Sicuramente ha richiesto più tempo. Ma è stato anche il frutto di una scelta consapevole. Entrare in studio con cinque persone – cinque teste, ognuna con la propria sensibilità e dignità artistica – significa anche cercare insieme un suono, ed è un processo che richiede tempo e ascolto. Io credo però che, proprio grazie a questo, la personalità di ciascuno emerga nelle tracce. Il fatto di aver condiviso tempo, esperienze e scelte musicali in studio ha portato una ricchezza di vissuto che si sente nelle canzoni.

Non abbiamo escluso l’uso di tecniche contemporanee o dell’elettronica – anzi, le abbiamo usate – ma abbiamo scelto di porci dei limiti, dei paletti, per seguire un’idea precisa.
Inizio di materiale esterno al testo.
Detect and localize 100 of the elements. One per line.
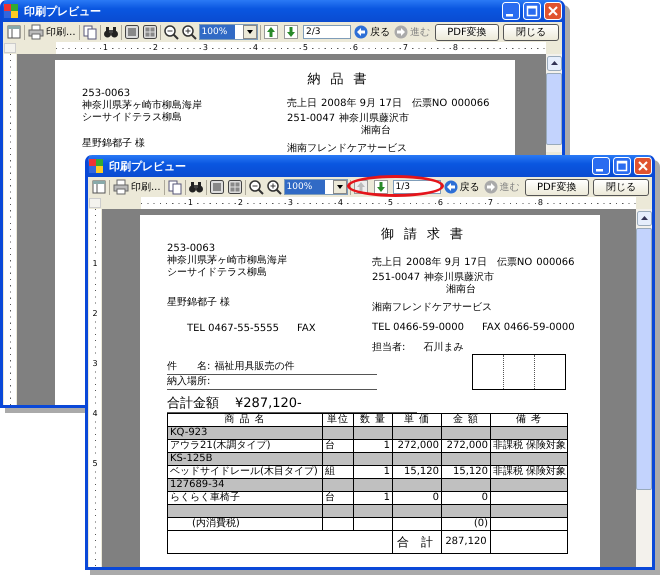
four-pages-icon[interactable] <box>226 179 243 195</box>
zoom-in-icon[interactable] <box>180 24 197 40</box>
address-line: 神奈川県茅ヶ崎市柳島海岸 <box>82 100 203 112</box>
page-setup-icon[interactable] <box>6 24 22 40</box>
table-cell: (内消費税) <box>168 518 322 530</box>
company-name: 湘南フレンドケアサービス <box>287 143 408 155</box>
back-button[interactable]: 戻る <box>353 25 391 39</box>
left-arrow-icon <box>444 180 458 194</box>
page-down-icon[interactable] <box>372 179 389 195</box>
maximize-icon[interactable] <box>523 2 541 20</box>
phone-number: TEL 0466-59-0000 <box>372 322 464 334</box>
customer-name: 星野錦都子 様 <box>82 138 146 150</box>
table-cell: KQ-923 <box>168 426 322 440</box>
slip-number-label: 伝票NO <box>412 98 448 110</box>
page-up-icon[interactable] <box>263 24 279 40</box>
postal-code: 253-0063 <box>82 88 132 100</box>
scroll-up-icon[interactable] <box>546 56 562 71</box>
pdf-convert-button[interactable]: PDF変換 <box>524 178 589 196</box>
address-line: シーサイドテラス柳島 <box>167 267 268 279</box>
close-icon[interactable] <box>544 2 562 20</box>
scrollbar-thumb[interactable] <box>636 228 652 490</box>
close-icon[interactable] <box>634 157 652 175</box>
scroll-up-icon[interactable] <box>636 211 652 226</box>
address-line: 湘南台 <box>446 284 476 296</box>
single-page-icon[interactable] <box>208 179 225 195</box>
subject-label: 件 名: <box>167 361 210 373</box>
single-page-icon[interactable] <box>124 24 140 40</box>
table-cell: (0) <box>442 518 490 530</box>
scrollbar-thumb[interactable] <box>546 73 562 145</box>
slip-number: 000066 <box>451 98 490 110</box>
back-button[interactable]: 戻る <box>442 180 481 194</box>
ruler: 1 2 3 4 5 6 7 8 <box>141 197 636 209</box>
address-line: 神奈川県藤沢市 <box>339 113 410 124</box>
address-line: 神奈川県藤沢市 <box>424 272 494 284</box>
app-icon <box>4 4 18 18</box>
subject-text: 福祉用具販売の件 <box>214 361 294 373</box>
binoculars-icon[interactable] <box>102 24 119 40</box>
table-cell: アウラ21(木調タイプ) <box>168 440 322 452</box>
company-name: 湘南フレンドケアサービス <box>372 302 493 314</box>
address-line: シーサイドテラス柳島 <box>82 112 183 124</box>
slip-number-label: 伝票NO <box>496 257 532 269</box>
document-title: 納 品 書 <box>307 72 370 88</box>
window-title: 印刷プレビュー <box>24 4 101 18</box>
printer-icon <box>28 24 44 40</box>
scrollbar[interactable] <box>636 209 652 567</box>
slip-number: 000066 <box>536 257 574 269</box>
table-cell: らくらく車椅子 <box>168 492 322 504</box>
address-line: 神奈川県茅ヶ崎市柳島海岸 <box>167 255 288 266</box>
sales-date: 2008年 9月 17日 <box>321 98 402 110</box>
staff-label: 担当者: <box>372 342 406 354</box>
vertical-ruler: 1 2 3 4 5 <box>89 209 101 567</box>
zoom-dropdown[interactable]: 100% <box>198 24 258 40</box>
postal-code: 251-0047 <box>287 113 336 126</box>
right-arrow-icon <box>394 25 408 39</box>
postal-code: 251-0047 <box>372 272 420 285</box>
table-cell: 合 計 <box>392 530 442 554</box>
postal-code: 253-0063 <box>167 243 216 254</box>
table-cell: 127689-34 <box>168 478 322 492</box>
maximize-icon[interactable] <box>613 157 631 175</box>
fax-number: FAX <box>297 323 316 335</box>
zoom-out-icon[interactable] <box>162 24 179 40</box>
phone-number: TEL 0467-55-5555 <box>187 323 280 335</box>
date-label: 売上日 <box>372 257 402 269</box>
fax-number: FAX 0466-59-0000 <box>482 322 575 334</box>
copy-icon[interactable] <box>82 24 98 40</box>
table-cell: ベッドサイドレール(木目タイプ) <box>168 466 322 478</box>
copy-icon[interactable] <box>166 179 183 195</box>
ruler: 1 2 3 4 5 6 7 8 <box>56 42 546 54</box>
page-down-icon[interactable] <box>283 24 299 40</box>
window-title: 印刷プレビュー <box>109 158 186 174</box>
minimize-icon[interactable] <box>592 157 610 175</box>
column-header: 備 考 <box>490 414 568 426</box>
right-arrow-icon <box>484 180 498 194</box>
zoom-in-icon[interactable] <box>266 179 282 195</box>
page-number-field[interactable]: 2/3 <box>303 25 351 39</box>
print-button[interactable]: 印刷... <box>27 24 77 40</box>
zoom-out-icon[interactable] <box>248 179 264 195</box>
print-button[interactable]: 印刷... <box>112 179 162 195</box>
delivery-place-label: 納入場所: <box>167 376 210 388</box>
table-cell: KS-125B <box>168 452 322 466</box>
table-cell: 287,120 <box>442 530 490 554</box>
page-setup-icon[interactable] <box>91 179 107 195</box>
total-label: 合計金額 <box>167 396 219 412</box>
customer-name: 星野錦都子 様 <box>167 297 232 309</box>
ruler-corner <box>89 198 101 208</box>
minimize-icon[interactable] <box>502 2 520 20</box>
binoculars-icon[interactable] <box>188 179 204 195</box>
document-title: 御 請 求 書 <box>380 227 466 243</box>
date-label: 売上日 <box>287 98 317 110</box>
pdf-convert-button[interactable]: PDF変換 <box>435 24 499 40</box>
zoom-dropdown[interactable]: 100% <box>284 179 348 195</box>
printer-icon <box>113 179 129 195</box>
left-arrow-icon <box>354 25 368 39</box>
four-pages-icon[interactable] <box>142 24 158 40</box>
scrollbar[interactable] <box>546 54 562 152</box>
page-number-field[interactable]: 1/3 <box>392 180 441 194</box>
close-button[interactable]: 閉じる <box>593 178 650 196</box>
total-amount: ¥287,120- <box>235 396 302 412</box>
close-button[interactable]: 閉じる <box>503 24 559 40</box>
staff-name: 石川まみ <box>423 342 464 354</box>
Sapevo, fin dall’inizio, che per questo secondo album volevo un suono coerente, uniforme dall’inizio alla fine. Credo che questo sia stato l’obiettivo più importante, e sono convinta che lo abbiamo raggiunto.
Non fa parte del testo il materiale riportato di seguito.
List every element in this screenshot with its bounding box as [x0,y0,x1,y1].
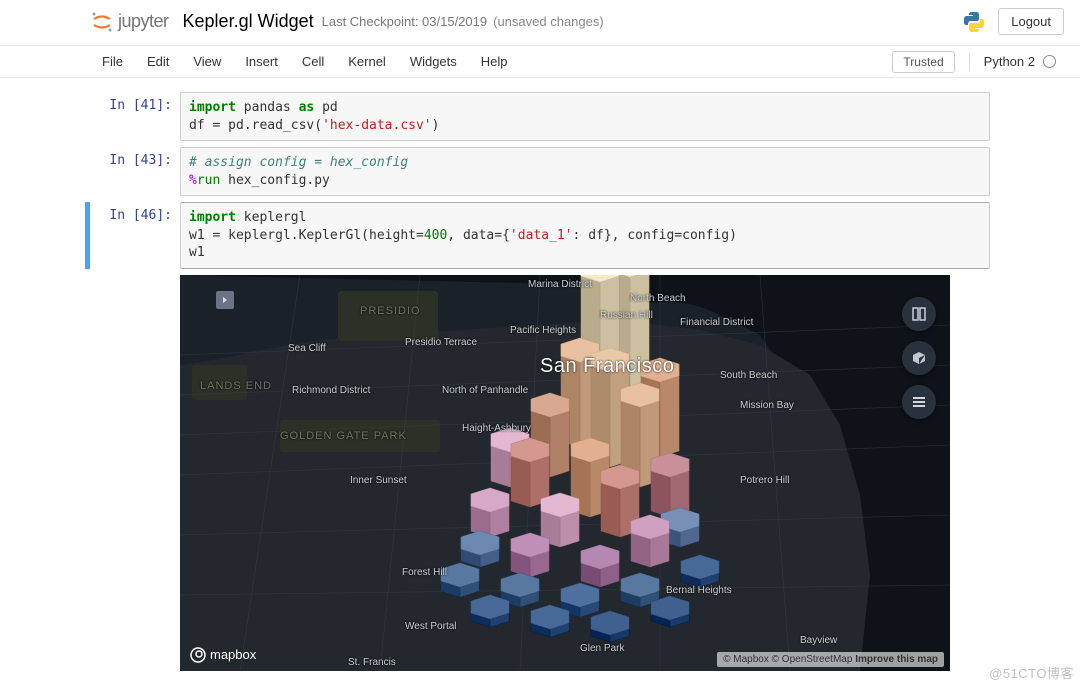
python-logo-icon [962,10,986,34]
map-controls [902,297,936,419]
map-label: Bernal Heights [666,585,732,596]
cell-input[interactable]: # assign config = hex_config %run hex_co… [180,147,990,196]
map-label: Forest Hill [402,567,447,578]
kernel-indicator[interactable]: Python 2 [984,54,1056,69]
map-label: North of Panhandle [442,385,528,396]
cell-prompt: In [43]: [90,147,180,196]
cell-input[interactable]: import keplergl w1 = keplergl.KeplerGl(h… [180,202,990,269]
map-label: Inner Sunset [350,475,407,486]
map-label: Richmond District [292,385,370,396]
kepler-map-widget[interactable]: Marina District North Beach PRESIDIO Russia… [180,275,950,671]
map-label: Potrero Hill [740,475,789,486]
mapbox-text: mapbox [210,647,256,662]
cell-input[interactable]: import pandas as pd df = pd.read_csv('he… [180,92,990,141]
jupyter-logo-text: jupyter [118,11,169,32]
notebook-header: jupyter Kepler.gl Widget Last Checkpoint… [0,0,1080,46]
map-label: PRESIDIO [360,305,421,317]
map-attribution[interactable]: © Mapbox © OpenStreetMap Improve this ma… [717,652,944,667]
jupyter-logo-icon [90,10,114,34]
jupyter-logo[interactable]: jupyter [90,10,169,34]
menubar: FileEditViewInsertCellKernelWidgetsHelp … [0,46,1080,78]
mapbox-logo[interactable]: mapbox [190,647,256,663]
map-label: South Beach [720,370,777,381]
map-label: West Portal [405,621,457,632]
code-cell[interactable]: In [41]:import pandas as pd df = pd.read… [90,92,990,141]
map-label: St. Francis [348,657,396,668]
menu-file[interactable]: File [90,48,135,75]
city-label: San Francisco [540,355,674,378]
unsaved-text: (unsaved changes) [493,14,604,29]
map-label: LANDS END [200,380,272,392]
map-label: Mission Bay [740,400,794,411]
menu-kernel[interactable]: Kernel [336,48,398,75]
menu-edit[interactable]: Edit [135,48,181,75]
split-map-button[interactable] [902,297,936,331]
notebook-title[interactable]: Kepler.gl Widget [183,11,314,32]
map-label: Sea Cliff [288,343,326,354]
map-label: GOLDEN GATE PARK [280,430,407,442]
map-label: Presidio Terrace [405,337,477,348]
map-label: Glen Park [580,643,624,654]
cell-prompt: In [41]: [90,92,180,141]
map-label: Russian Hill [600,310,653,321]
map-label: Haight-Ashbury [462,423,531,434]
notebook-container: In [41]:import pandas as pd df = pd.read… [0,78,1080,671]
legend-button[interactable] [902,385,936,419]
menu-widgets[interactable]: Widgets [398,48,469,75]
map-label: Financial District [680,317,753,328]
map-label: North Beach [630,293,686,304]
checkpoint-text: Last Checkpoint: 03/15/2019 [322,14,488,29]
menu-help[interactable]: Help [469,48,520,75]
trusted-indicator[interactable]: Trusted [892,51,954,73]
sidebar-toggle-button[interactable] [216,291,234,309]
code-cell[interactable]: In [43]:# assign config = hex_config %ru… [90,147,990,196]
kernel-idle-icon [1043,55,1056,68]
logout-button[interactable]: Logout [998,8,1064,35]
watermark: @51CTO博客 [989,663,1074,682]
menu-view[interactable]: View [181,48,233,75]
menu-cell[interactable]: Cell [290,48,336,75]
cell-prompt: In [46]: [90,202,180,269]
separator [969,53,970,71]
map-label: Bayview [800,635,837,646]
code-cell[interactable]: In [46]:import keplergl w1 = keplergl.Ke… [90,202,990,269]
toggle-3d-button[interactable] [902,341,936,375]
menu-insert[interactable]: Insert [233,48,290,75]
map-label: Marina District [528,279,592,290]
cell-output: Marina District North Beach PRESIDIO Russia… [180,275,990,671]
map-label: Pacific Heights [510,325,576,336]
kernel-name: Python 2 [984,54,1035,69]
Le sonorità del tuo disco si muovono tra il Nord Europa e il cantautorato italiano. Quanto le tue esperienze all’estero hanno influito sulla scrittura? E come pensi che il tuo modo di raccontare attraverso la musica sia cambiato rispetto al primo disco?

Sicuramente l’esperienza all’estero mi ha influenzata molto, sia nella scrittura che nella formazione personale. Tutto questo è poi confluito naturalmente nella musica. Come dicevi, ci sono due poli che convivono: il Nord Europa, con certe atmosfere sonore, e poi l’Italia, il mio Paese d’origine, con la sua fortissima tradizione cantautorale. Questi due elementi camminano insieme. E oggi sento che il mio modo di scrivere si è evoluto, è diventato più consapevole, forse più maturo. Scrivo non solo per raccontare, ma anche per capire.

Domande difficili in arrivo… C’è una canzone che mi piace molto, “Brutto modo di morire“. Ti faccio una provocazione: se dovessi morire adesso – come dici anche nel testo – quale sarebbe il tuo rimorso e quale il tuo rimpianto?

Avevi ragione… domanda tosta, ma coerente con i temi che affronto. Il mio rimorso, credo, sarebbe legato proprio alle relazioni. Ho spesso paura di non riuscire a godermi davvero il tempo con le persone a cui tengo. Per me è molto importante la famiglia, gli affetti più stretti, e a volte ho la sensazione di avere troppo poco tempo da dedicare a queste relazioni.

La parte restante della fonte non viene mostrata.